Ceres has emerged as one of the most popular dwarf planets in our solar system – far behind Pluto of course, yet still ahead of any other rivals.
An image of Ceres that emerged last year set tongues wagging, as a bright spot was visible on its surface. More images emerged and the bright spot remained, located at the centre of the mysterious Occator Crater.
Many theories cropped up – mostly of the salt variety – and, according to a new paper in Nature, it is actually a mound of sodium carbonate.
Indeed it’s the highest concentration of carbonate materials ever seen outside Earth – something which could change when Juno peers beyond the clouds of Jupiter next week.

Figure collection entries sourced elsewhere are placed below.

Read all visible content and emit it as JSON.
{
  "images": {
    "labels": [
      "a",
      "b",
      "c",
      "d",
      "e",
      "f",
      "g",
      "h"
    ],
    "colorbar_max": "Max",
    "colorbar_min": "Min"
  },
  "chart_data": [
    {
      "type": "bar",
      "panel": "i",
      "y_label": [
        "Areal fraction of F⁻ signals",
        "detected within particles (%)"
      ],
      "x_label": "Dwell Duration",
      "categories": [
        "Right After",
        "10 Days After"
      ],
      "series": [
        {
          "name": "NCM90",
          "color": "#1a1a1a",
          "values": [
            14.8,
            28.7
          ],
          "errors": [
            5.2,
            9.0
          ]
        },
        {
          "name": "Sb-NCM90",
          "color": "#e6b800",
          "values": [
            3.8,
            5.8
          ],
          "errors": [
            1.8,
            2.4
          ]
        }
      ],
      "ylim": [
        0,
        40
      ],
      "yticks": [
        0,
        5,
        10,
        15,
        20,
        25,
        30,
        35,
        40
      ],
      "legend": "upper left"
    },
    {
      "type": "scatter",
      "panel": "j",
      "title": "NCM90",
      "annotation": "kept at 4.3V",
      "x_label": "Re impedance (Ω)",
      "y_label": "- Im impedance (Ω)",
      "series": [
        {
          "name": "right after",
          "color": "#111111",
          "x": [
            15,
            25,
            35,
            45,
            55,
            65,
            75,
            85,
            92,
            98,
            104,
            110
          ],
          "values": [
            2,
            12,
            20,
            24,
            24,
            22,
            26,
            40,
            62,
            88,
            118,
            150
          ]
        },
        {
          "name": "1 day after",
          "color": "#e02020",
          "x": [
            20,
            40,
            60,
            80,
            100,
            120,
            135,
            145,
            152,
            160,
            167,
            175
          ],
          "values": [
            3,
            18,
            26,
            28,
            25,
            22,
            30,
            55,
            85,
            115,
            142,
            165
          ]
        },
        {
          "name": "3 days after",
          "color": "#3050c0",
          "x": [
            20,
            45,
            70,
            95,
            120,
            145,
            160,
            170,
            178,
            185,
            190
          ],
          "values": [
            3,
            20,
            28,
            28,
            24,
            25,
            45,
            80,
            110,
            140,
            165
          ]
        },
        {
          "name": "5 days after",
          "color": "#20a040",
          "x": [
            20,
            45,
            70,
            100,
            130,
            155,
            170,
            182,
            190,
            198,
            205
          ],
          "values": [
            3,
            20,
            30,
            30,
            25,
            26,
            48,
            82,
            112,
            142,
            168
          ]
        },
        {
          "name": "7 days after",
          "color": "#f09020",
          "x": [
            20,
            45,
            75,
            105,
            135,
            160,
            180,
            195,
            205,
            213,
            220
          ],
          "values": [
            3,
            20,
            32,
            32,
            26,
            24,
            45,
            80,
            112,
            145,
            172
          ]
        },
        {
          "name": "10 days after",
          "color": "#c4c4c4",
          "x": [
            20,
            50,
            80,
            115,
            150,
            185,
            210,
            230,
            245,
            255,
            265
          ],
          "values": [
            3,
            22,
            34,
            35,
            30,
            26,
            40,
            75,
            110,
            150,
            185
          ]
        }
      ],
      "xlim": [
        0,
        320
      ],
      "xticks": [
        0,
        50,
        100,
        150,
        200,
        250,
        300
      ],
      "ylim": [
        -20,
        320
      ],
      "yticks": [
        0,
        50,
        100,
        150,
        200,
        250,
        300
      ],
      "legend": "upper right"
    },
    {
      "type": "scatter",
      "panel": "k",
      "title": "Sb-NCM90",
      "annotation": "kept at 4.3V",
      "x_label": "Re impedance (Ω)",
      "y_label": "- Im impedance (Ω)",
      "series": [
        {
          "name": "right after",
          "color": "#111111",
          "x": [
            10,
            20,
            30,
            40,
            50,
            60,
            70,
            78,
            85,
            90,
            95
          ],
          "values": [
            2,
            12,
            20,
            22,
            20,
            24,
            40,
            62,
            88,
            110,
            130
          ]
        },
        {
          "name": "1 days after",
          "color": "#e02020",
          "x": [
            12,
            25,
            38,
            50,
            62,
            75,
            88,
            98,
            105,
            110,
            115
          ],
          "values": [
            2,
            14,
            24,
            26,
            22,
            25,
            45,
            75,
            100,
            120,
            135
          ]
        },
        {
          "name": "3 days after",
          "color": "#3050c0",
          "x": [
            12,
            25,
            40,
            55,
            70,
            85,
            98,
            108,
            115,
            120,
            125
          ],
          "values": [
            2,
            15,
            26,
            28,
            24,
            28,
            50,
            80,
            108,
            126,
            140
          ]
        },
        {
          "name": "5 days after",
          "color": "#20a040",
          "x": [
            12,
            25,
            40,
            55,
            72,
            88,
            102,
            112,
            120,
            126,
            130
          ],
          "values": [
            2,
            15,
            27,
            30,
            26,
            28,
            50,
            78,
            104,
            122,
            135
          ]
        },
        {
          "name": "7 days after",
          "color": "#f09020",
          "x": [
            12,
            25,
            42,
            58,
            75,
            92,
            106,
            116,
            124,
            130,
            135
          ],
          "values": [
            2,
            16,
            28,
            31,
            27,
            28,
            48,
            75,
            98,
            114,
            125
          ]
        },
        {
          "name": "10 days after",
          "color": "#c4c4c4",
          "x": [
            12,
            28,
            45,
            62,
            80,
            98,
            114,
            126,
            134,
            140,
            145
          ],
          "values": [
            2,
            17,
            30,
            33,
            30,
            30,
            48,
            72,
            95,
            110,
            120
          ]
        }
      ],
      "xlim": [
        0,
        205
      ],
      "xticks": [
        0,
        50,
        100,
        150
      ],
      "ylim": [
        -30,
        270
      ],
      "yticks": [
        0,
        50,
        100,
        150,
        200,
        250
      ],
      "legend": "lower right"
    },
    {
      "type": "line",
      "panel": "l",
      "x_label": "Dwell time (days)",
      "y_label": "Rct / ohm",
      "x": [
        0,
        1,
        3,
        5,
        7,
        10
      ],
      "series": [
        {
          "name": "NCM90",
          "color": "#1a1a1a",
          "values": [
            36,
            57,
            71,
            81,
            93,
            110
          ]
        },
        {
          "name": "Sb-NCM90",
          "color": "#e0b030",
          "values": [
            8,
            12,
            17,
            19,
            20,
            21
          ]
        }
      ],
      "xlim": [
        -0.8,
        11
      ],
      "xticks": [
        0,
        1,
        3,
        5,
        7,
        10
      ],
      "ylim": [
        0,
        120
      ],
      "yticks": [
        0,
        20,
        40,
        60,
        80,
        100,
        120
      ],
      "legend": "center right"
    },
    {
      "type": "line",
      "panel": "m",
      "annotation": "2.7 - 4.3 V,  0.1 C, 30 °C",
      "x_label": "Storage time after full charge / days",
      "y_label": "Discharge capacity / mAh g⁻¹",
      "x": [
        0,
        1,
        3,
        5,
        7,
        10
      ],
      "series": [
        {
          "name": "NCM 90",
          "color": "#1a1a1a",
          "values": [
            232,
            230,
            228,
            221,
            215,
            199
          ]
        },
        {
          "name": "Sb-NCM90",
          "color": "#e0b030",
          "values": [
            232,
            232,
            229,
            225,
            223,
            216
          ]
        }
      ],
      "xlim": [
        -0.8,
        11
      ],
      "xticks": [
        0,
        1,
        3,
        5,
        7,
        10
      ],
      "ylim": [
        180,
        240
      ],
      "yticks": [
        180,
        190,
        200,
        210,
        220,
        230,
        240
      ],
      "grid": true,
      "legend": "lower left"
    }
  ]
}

Once sodium carbonate was established as the make-up, how it got there became the new mystery and, rather than deposits from a meteorite impact, NASA reckons something else is going on.
Claiming the deposit could not have come from a passing meteorite, the space agency instead suggests hydrothermal activity, which would mean the temperature in the core of the dwarf planet is higher than first thought.
“The minerals we have found at the Occator central bright area require alteration by water,” said Maria Cristina De Sanctis, lead author on the study.
“Carbonates support the idea that Ceres had interior hydrothermal activity, which pushed these materials to the surface within Occator,” she said, with suggestions that the meteor that created the crater played a key role in bringing the material up from below.
De Sanctis’ findings of ammonia-bearing salts hints that Ceres was formed beyond Neptune in the outer reaches of our solar system, before migrating towards its current location between Mars and Jupiter.
All this info comes on the back of the successful Dawn mission to monitor Ceres last year. The below simulated overflight shows the “wide range of crater shapes” encountered, said Ralf Jaumann, a Dawn mission scientist at the German Aerospace Centre, which helped create the animation.
“The viewer can observe the sheer walls of the crater Occator, and also Dantu and Yalode, where the craters are a lot flatter.”